腰椎椎間板ヘルニアで予後がいい状態、つまり見通しが明るいという状態になることは患者さんにとっては常に理想です。
特に腰椎椎間板ヘルニアの手術をした後の予後については、出来るだけ早く退院して、再発を防ぐことが理想になります。
術前の病気の状態などから、予後を予測できる要因は何かという難しい質問の答えとして、患者さんが男性であること。
また、画像の明瞭な異常所見があること。罹病期間の短さ、心理状態が正常であること。術前の休職期間が短いこと。
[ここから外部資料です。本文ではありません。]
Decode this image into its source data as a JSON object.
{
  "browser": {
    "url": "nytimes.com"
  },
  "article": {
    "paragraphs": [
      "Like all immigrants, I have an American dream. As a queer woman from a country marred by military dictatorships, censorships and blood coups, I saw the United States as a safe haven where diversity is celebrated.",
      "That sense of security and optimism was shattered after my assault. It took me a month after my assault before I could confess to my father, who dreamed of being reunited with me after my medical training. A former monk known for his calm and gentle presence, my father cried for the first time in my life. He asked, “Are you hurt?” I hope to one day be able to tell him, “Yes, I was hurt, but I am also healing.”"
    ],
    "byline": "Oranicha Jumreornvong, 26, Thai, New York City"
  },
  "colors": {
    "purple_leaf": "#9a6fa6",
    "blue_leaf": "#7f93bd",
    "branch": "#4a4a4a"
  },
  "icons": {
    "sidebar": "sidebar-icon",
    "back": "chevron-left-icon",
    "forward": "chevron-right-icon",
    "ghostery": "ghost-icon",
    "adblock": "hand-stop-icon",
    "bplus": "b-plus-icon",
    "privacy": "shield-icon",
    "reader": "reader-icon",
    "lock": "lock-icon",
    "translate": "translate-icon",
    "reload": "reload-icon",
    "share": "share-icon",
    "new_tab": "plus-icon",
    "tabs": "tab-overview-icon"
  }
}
労災条件の適用ではないことなどが、主な手術成績を良くするための要因であるという考え方があります。
過去のデータなどから色々な統計や分析をした結果のようですが、まずこれに当てはまれば予後は安泰である、ということが言えるのかどうか、ということについては疑問もあると思います。
また、保存療法と手術療法でどちらがいいのかといえば、ほぼ変わらないという意見が多いようです。
つまり、保存療法で改善したという方でも、また、腰椎椎間板ヘルニアの手術をしたという方でも、どちらも、腰椎椎間板ヘルニアの再発の危険性についてはほぼ同じ程度あるということができます。
治療の結果は、リハビリの程度によって最も左右されると思います。
継続して筋肉トレーニングやストレッチ体操などをし、また姿勢の改善を常に意識し、食生活の偏りにも気をつけたという方と、まるで反対の方を比べて違いを得るには、一見するだけで充分、とも言えるのではないでしょうか。
腰椎椎間板ヘルニアの予後の明るさは、その患者さんの心理状態が正常であることも条件ですが、正常であってもリハビリをサボってしまうという場合は、逆に悪くなると簡単に片付けられてしまいます。
また、労災の適用内であっても、地道に治療を続けられる方も多いと思います。
上記の条件はあくまでも一例ですので仕方のないことですが、腰椎椎間板ヘルニアの治療を受ける上で、様々な意見に左右されたりすることのないように心がけ、マイペースで治療していくことが必要と思います。